Kinetic binding transient were collect by rapidly mixing a solution of S1 with pyrene labeled actin saturated with TmTn in a Hi-Tech Scientific SF 61DX stopped flow fluorimeter. The concentrations of proteins used for each experiment are listed in the Figure legends and refer to the concentrations after the rapid mixing event (1:1 mixing ratio) that initiates the binding reaction.

Parameter Estimation Methodology

A drop in pyrene fluorescence (excitation at 365 nm emission at 405 nm) is proportional to myosin binding to actin in the R-state. Thus, the calculated instantaneous fractions of actin sites that are not occupied or which are in the A-state (i.e. which are not in the R-state), denoted g(λ,t), can be compared with corresponding experimental data, d^obs(t), at the same instant. Here, the vector λ = (λ₁,···,λ_m) represents the set of m free model parameters that need to be estimated.

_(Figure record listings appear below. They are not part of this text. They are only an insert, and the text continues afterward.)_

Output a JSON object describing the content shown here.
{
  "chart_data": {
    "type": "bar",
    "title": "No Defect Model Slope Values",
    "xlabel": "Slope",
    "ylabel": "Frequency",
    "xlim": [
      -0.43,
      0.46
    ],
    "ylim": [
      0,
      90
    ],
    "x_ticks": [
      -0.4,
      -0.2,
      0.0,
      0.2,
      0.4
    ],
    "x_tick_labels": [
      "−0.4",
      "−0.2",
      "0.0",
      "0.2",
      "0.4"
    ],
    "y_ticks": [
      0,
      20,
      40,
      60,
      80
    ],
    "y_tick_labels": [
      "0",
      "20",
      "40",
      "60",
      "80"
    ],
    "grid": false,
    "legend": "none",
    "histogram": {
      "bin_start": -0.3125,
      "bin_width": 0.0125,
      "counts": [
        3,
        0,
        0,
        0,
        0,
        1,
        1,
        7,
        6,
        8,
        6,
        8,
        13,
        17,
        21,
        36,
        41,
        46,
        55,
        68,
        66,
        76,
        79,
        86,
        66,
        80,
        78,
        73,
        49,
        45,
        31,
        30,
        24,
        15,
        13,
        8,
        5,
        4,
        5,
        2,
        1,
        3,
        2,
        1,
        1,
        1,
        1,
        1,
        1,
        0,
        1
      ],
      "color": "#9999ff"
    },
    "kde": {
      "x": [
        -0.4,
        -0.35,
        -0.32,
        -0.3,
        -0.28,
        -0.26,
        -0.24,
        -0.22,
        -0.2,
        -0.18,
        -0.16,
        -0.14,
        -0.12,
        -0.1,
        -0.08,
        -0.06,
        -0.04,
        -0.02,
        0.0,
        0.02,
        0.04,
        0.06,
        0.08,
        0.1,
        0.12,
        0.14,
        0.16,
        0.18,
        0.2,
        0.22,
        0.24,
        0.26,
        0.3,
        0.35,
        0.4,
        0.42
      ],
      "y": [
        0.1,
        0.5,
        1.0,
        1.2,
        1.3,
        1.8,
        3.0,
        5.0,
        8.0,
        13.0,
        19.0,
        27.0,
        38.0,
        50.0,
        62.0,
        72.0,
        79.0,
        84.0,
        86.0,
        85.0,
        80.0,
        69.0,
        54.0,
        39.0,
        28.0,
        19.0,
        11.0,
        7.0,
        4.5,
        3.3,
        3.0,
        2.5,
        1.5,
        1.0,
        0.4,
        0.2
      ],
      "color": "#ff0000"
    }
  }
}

We estimated the rate transition constants for each model by minimizing the difference between the predicted history of the fraction of actin sites occupied by bound myosin in the R-state, g(λ,t), and the same fraction deduced from the experimental records of pyrene fluorescence intensity, d^obs(t), for either time for kinetic traces or concentration for equilibrium titrations. For parameter estimation we used the method of damped least square inversion (DSL) because this model has fast convergence, and can quantitatively evaluate the uniqueness of estimated parameters.⁷ The fast convergence of DSL, which requires far fewer iterations than other global searching methods,⁷ is especially convenient for the stochastic approaches in which simulations are lengthy. As such the DSL method provided all the information necessary for quantitative evaluation of the advantages and disadvantages of the Hill model vs. the McK-G probabilistic and stochastic models.